In a sauté pan over medium heat, add 2 tablespoons oil and chopped garlic. Cook for 1–2 minutes, just until garlic is fragrant and tender. Add Rainier cherries and bell peppers; remove from heat. Transfer to a medium bowl and stir in vinegar, plus half of the parsley and basil. Allow to rest 10 minutes. Add a few grinds black pepper and salt to taste. Set aside. (This can be made up to an hour ahead. Bring to room temperature before serving.)
In a medium saucepan, combine quinoa and water plus a pinch of salt; bring to a boil, reduce heat, cover, and simmer 12-15 minutes. Turn off heat and let pot sit, covered, for 5 more minutes.
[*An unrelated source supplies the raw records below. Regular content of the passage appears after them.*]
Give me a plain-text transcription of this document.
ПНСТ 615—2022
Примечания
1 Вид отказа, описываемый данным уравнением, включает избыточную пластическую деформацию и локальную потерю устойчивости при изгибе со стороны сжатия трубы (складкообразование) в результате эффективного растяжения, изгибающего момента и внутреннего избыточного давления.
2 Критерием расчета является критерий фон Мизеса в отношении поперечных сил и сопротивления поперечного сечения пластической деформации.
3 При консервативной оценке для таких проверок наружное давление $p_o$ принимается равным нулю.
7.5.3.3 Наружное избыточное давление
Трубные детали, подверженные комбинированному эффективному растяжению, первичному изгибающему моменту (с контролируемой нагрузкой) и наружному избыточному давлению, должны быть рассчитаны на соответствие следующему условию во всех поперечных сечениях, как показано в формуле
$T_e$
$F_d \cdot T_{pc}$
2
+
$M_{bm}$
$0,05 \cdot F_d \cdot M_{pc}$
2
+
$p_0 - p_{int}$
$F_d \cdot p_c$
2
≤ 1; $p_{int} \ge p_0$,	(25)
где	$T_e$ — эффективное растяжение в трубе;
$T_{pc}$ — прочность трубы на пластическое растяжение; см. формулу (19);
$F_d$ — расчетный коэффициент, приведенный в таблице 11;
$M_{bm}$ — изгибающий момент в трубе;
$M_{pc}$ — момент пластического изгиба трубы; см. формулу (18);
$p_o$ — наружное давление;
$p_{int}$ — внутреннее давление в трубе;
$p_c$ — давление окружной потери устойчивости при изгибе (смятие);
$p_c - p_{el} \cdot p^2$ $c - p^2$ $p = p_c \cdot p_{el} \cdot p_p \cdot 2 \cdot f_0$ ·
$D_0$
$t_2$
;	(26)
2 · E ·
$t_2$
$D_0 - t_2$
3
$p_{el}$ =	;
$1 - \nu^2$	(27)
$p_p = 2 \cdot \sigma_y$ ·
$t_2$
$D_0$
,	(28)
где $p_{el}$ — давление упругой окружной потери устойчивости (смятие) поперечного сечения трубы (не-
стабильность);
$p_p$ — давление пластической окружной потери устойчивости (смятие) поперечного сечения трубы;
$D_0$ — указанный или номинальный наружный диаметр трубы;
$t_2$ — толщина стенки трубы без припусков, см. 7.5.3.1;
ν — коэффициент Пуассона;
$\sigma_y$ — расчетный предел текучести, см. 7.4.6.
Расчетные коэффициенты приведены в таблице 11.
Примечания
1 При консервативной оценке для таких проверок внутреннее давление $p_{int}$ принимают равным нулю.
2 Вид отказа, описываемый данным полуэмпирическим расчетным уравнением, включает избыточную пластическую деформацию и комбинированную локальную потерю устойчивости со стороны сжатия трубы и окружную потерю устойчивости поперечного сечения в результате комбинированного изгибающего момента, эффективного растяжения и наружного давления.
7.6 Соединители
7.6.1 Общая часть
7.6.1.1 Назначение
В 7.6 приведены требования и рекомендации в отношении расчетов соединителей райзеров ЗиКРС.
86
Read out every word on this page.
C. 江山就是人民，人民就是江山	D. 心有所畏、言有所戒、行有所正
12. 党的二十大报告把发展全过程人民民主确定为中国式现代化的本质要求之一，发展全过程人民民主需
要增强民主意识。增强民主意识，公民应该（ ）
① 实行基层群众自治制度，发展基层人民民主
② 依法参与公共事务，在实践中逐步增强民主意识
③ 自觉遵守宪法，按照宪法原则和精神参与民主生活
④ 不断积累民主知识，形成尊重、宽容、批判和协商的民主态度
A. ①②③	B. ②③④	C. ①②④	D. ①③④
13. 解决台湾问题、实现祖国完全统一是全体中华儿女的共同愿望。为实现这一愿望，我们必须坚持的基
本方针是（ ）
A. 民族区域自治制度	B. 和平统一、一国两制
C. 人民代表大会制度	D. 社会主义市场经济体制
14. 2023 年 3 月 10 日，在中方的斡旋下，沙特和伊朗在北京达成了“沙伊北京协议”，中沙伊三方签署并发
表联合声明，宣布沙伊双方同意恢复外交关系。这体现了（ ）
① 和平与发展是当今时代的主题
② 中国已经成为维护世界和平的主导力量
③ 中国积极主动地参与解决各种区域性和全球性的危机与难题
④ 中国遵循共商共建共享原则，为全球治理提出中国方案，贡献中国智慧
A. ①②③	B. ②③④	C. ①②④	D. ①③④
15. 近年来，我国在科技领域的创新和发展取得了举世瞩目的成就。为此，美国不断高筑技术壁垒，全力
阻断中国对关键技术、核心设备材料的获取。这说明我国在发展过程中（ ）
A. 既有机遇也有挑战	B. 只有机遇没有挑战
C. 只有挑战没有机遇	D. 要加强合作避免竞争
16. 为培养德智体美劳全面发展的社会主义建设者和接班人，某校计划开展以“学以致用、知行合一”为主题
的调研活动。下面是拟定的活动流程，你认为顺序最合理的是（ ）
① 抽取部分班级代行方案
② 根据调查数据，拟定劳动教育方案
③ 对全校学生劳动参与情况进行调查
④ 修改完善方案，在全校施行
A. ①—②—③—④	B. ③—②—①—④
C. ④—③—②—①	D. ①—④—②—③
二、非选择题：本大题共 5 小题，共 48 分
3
Meanwhile, in a large sauté pan over medium-high heat, cook sliced onion in remaining 1 tablespoon oil, stirring frequently, until golden brown but still firm, 7-8 minutes. Add Bing cherries, turn heat to low, and cook 5-6 minutes. Add cooked quinoa and red pepper flakes; salt to taste.
Preheat grill to medium. In a small bowl, combine remaining parsley and basil with mustard. Gently rub mixture on both sides of salmon fillets, and then season with salt and pepper. Lightly coat fillets with cooking spray and grill each side about 3-4 minutes. Remove and serve atop quinoa mixture, topped with cherry relish and garnished with green onion ribbons.